The morpheme representation uses BPE-like representation. Each word is replaced by its word segments, for example imperfect
is written as im@@perfect
, where @@
denotes the segment boundary. You can use the segmentation tool provided in here to preprocess your dataset.
In the oracle setting, you need to replace each word in the data with its morphological analysis. For example, in Czech the word Dodavatel
is replaced by the following (note that the actual word form is not used for experiment):
word:Dodavatel+lemma:dodavatel+pos:NOUN+Animacy:Anim+Case:Nom+Gender:Masc+Negative:Pos+Number:Sing
Please look at train.py for more hyperparameter options.

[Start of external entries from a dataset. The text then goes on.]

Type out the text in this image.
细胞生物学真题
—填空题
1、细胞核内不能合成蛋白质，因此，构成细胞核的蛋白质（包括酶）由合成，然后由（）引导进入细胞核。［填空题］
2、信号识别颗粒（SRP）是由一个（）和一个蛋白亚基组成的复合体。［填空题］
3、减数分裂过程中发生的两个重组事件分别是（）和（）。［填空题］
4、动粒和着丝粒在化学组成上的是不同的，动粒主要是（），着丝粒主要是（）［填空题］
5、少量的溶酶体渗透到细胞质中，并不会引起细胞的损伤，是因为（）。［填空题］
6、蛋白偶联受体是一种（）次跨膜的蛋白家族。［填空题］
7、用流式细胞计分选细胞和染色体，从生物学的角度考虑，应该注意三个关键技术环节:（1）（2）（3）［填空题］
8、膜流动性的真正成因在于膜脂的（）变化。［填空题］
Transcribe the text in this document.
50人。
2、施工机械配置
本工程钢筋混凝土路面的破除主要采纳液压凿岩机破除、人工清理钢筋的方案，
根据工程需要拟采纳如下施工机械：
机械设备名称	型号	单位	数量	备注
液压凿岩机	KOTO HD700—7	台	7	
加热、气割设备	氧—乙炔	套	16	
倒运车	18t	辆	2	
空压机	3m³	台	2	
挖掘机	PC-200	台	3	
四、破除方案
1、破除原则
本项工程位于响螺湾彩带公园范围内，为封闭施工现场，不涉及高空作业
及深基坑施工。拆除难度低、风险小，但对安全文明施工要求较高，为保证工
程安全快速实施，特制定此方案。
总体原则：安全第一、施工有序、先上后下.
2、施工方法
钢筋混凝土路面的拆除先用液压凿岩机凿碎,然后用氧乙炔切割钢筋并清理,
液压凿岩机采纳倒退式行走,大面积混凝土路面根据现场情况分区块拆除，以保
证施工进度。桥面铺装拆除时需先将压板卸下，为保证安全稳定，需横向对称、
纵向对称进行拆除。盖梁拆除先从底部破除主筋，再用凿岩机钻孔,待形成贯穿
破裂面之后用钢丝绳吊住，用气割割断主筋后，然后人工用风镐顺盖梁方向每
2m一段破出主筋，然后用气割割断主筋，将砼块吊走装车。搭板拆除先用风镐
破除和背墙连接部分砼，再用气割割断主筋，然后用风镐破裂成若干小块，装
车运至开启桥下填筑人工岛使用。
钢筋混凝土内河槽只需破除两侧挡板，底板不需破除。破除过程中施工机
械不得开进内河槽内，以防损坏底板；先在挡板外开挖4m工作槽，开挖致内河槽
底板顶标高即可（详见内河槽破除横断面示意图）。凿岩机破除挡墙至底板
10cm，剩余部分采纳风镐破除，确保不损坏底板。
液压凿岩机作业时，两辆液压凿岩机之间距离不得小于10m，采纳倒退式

To test a model, run test.py.
python3 test.py --test_file=data/multi/en/test.txt \
--save_dir=model
Character-based bi-LSTM model:
"Finding Function in Form: Compositional Character Models for Open Vocabulary Word Representation".
http://www.cs.cmu.edu/~lingwang/papers/emnlp2015.pdf
Word segments (BPE) model:
"Neural Machine Translation of Rare Words with Subword Units"
http://www.aclweb.org/anthology/P16-1162
Character ngrams:
The model first segments word into its character ngrams, e.g. cat = ('c', 'a', 't', '^c', 'ca', 'at', 't$). The embedding of the word is computed by summing up all the ngrams embeddings of the word.